The story concerns plucky protagonist Hideyoshi- who I find myself liking, and wanting to draw, almost despite myself- getting zapped into an alternate universe that’s based on the Sengoku era of Japanese history, only everyone’s a woman. However, instead of this just being one of those inexplicable choices in anime that make no sense (like trains being personified as bishounen in Miracle Train, seriously, what the hell), I get the impression that the all-female parallel world is actually part of the plot of Battle Girls. See? I said “plot”; we’re already head and shoulders above Koihime Musou.

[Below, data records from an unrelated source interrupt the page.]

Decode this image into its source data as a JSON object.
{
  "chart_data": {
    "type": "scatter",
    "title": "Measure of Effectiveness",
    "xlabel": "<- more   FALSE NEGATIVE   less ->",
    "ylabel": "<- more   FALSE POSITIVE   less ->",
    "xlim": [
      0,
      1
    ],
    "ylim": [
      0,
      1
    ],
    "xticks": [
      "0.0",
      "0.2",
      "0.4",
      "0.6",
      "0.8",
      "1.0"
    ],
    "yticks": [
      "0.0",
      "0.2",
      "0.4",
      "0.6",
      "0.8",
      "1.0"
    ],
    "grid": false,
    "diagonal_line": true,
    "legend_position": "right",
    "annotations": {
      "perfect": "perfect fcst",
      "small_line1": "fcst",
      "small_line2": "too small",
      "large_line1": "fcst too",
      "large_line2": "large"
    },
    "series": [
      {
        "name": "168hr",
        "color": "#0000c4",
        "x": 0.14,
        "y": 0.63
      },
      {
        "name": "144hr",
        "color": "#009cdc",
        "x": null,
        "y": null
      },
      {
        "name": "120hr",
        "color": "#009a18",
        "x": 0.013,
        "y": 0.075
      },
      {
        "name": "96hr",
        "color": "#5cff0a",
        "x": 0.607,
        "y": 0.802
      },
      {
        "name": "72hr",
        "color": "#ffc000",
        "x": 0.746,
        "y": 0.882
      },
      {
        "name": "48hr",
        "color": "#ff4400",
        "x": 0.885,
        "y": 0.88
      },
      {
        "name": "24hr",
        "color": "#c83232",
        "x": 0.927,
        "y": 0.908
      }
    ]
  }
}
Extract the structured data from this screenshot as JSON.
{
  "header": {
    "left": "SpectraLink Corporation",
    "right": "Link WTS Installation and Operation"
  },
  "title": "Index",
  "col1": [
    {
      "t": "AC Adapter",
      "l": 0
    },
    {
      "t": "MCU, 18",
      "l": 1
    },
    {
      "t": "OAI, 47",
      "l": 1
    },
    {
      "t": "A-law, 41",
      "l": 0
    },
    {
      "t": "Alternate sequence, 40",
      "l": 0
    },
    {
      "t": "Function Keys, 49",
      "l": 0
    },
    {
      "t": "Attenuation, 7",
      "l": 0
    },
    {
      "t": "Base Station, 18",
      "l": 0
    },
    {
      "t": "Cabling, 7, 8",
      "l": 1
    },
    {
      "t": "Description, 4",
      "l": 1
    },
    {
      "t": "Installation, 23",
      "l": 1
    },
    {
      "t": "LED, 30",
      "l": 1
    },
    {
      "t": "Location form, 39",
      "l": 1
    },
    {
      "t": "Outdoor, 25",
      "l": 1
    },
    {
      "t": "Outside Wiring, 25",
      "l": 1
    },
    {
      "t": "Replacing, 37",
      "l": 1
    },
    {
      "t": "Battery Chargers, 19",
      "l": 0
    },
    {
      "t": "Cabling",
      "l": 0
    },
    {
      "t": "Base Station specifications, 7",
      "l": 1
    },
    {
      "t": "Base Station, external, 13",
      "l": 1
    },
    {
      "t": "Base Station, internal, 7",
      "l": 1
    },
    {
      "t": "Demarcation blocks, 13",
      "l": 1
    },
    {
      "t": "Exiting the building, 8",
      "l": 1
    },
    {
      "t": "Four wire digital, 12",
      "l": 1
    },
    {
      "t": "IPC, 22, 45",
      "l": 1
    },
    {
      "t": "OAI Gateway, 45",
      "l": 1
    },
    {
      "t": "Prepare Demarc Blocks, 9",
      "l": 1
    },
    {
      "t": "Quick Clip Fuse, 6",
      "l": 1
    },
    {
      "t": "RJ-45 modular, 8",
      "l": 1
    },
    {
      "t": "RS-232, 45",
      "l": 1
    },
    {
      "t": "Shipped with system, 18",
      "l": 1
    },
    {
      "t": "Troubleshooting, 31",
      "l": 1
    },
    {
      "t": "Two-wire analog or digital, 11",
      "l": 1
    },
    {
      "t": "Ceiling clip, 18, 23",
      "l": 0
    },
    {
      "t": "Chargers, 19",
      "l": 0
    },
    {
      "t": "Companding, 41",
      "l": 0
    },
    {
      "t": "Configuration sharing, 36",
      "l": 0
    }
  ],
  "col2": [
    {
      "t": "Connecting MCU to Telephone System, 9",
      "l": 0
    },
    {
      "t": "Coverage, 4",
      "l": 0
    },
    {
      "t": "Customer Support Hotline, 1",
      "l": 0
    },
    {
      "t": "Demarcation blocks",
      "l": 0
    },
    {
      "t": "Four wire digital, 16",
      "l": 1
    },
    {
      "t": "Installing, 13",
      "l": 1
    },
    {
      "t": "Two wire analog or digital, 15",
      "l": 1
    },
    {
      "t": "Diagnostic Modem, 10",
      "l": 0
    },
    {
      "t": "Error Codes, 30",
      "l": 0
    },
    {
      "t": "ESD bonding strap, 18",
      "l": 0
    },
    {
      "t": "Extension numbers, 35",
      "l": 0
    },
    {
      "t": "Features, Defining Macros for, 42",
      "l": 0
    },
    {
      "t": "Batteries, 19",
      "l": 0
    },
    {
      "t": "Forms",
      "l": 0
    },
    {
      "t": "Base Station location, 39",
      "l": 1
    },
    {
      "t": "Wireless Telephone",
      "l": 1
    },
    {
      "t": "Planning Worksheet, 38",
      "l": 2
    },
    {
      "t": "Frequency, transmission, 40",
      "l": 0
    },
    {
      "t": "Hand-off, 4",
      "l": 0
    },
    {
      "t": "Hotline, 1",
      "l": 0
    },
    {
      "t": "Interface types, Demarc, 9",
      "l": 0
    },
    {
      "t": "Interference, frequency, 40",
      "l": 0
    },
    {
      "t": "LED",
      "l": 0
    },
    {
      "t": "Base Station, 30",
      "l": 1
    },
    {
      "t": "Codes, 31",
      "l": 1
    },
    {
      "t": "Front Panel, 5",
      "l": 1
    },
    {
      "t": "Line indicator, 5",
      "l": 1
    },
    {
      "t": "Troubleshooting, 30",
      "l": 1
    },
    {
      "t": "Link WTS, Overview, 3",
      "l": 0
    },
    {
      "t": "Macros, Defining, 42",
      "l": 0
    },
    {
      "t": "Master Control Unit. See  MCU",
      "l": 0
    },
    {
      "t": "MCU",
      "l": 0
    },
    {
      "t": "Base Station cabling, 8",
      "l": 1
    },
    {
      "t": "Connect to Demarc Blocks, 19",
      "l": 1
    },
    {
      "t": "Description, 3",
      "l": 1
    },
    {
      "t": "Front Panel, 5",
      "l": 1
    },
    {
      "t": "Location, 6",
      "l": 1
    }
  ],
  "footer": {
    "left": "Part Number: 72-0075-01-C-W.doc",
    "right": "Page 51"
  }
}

I would also like to note that the new trope in time travel stories is for the protagonist to refuse to believe they’ve traveled in time until they realize they aren’t getting any “bars” on their cell phone. Some might find the fixation on Hideyoshi’s phone irritating, but I thought it was interesting to note how our times are now reflected differently in these sorts of stories; it used to be, plucky protagonists wouldn’t believe that they’d time traveled until they realized that there was no television.
My favorite part of the series so far is Shiro, a talking dog in a helmet who seems to be Hideyoshi’s main foil in the series; they have a surprisingly funny conversation in episode 2 that I won’t spoil. While there’s no question that this show is fanservice-laden (just take a look at Nobunaga’s “armor”), when a lot of the action is dominated by a teenage girl (who actually looks like a rather modestly-proportioned teenage girl) and a cuter version of Dogbert, it certainly doesn’t feel like a fanservice show.
At this point, I’m almost rooting for this show to develop a lot in the plot department so that everyone who dismissed it as a stupid fanservice show can feel stupid, but I don’t know- like any of these shows that trade in fanservice, that veneer of respectability can disappear at any time. I just hope the first two episodes are actually indicative of what the rest of the series plans to deliver, and it doesn’t disappoint me later…I mean, I can handle one obligatory hot springs episode, but let’s keep it to one, okay guys?